A month after detailing the custom-made Tensor Processing Units (TPUs) Google uses for machine learning workloads, the company has launched the second generation of its in-house chips.
While the old chips were useful for the relatively easier task of inferencing, this new family is also designed for training machine learning algorithms (creating as well as executing).
Your move, Nvidia
“Each of these new TPU devices delivers up to 180 teraflops of floating-point performance,” explained a blog post written by Jeff Dean, Google senior fellow, and Urs Hölzle, SVP of Google Cloud infrastructure.
“As powerful as these TPUs are on their own, though, we designed them to work even better together. Each TPU includes a custom high-speed network that allows us to build machine learning supercomputers we call ‘TPU pods.’
“A TPU pod contains 64 second-generation TPUs and provides up to 11.5 petaflops to accelerate the training of a single large machine learning model. That’s a lot of computation!”
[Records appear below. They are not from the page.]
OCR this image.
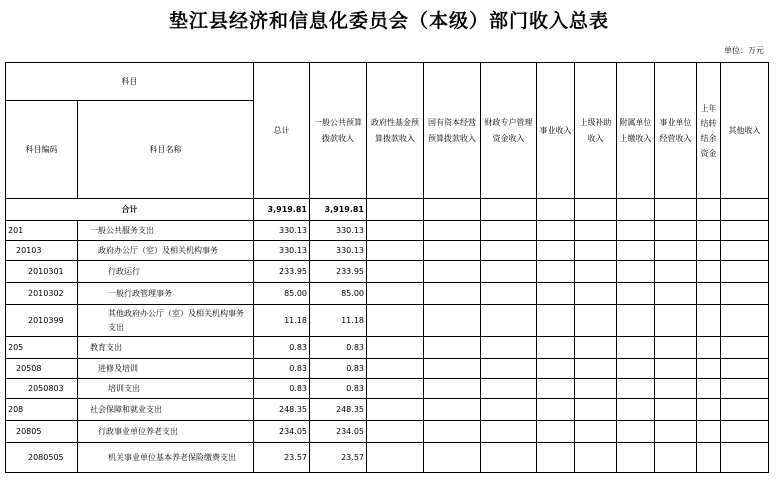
垫江县经济和信息化委员会（本级）部门收入总表
单位：万元
科目		总计	一般公共预算拨款收入	政府性基金预算拨款收入	国有资本经营预算拨款收入	财政专户管理资金收入	事业收入	上级补助收入	附属单位上缴收入	事业单位经营收入	上年结转结余资金	其他收入
科目编码	科目名称											
合计		3,919.81	3,919.81									
201	一般公共服务支出	330.13	330.13									
20103	政府办公厅（室）及相关机构事务	330.13	330.13									
2010301	行政运行	233.95	233.95									
2010302	一般行政管理事务	85.00	85.00									
2010399	其他政府办公厅（室）及相关机构事务支出	11.18	11.18									
205	教育支出	0.83	0.83									
20508	进修及培训	0.83	0.83									
2050803	培训支出	0.83	0.83									
208	社会保障和就业支出	248.35	248.35									
20805	行政事业单位养老支出	234.05	234.05									
2080505	机关事业单位基本养老保险缴费支出	23.57	23.57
The company claims that one of its large-scale translation models used to take a full day to train “on 32 of the best commercially-available GPUs,” but can now train to the same level of accuracy “in an afternoon using just one eighth of a TPU pod.”
Google said that it will bring the new TPUs to Google Compute Engine as Cloud TPUs, to be used in addition to existing hardware such as Skylake CPUs and Nvidia GPUs. Price tiers for the TPUs are yet to be announced.
1,000 of the new devices will be made available to machine learning researchers via the TensorFlow Research Cloud initiative. A total of 180 petaflops of raw compute power will be given to those willing to share their research on Google’s open source software library with the wider community.
“They should also be willing to share detailed feedback with Google to help us improve the TFRC program and the underlying Cloud TPU platform over time,” Google said.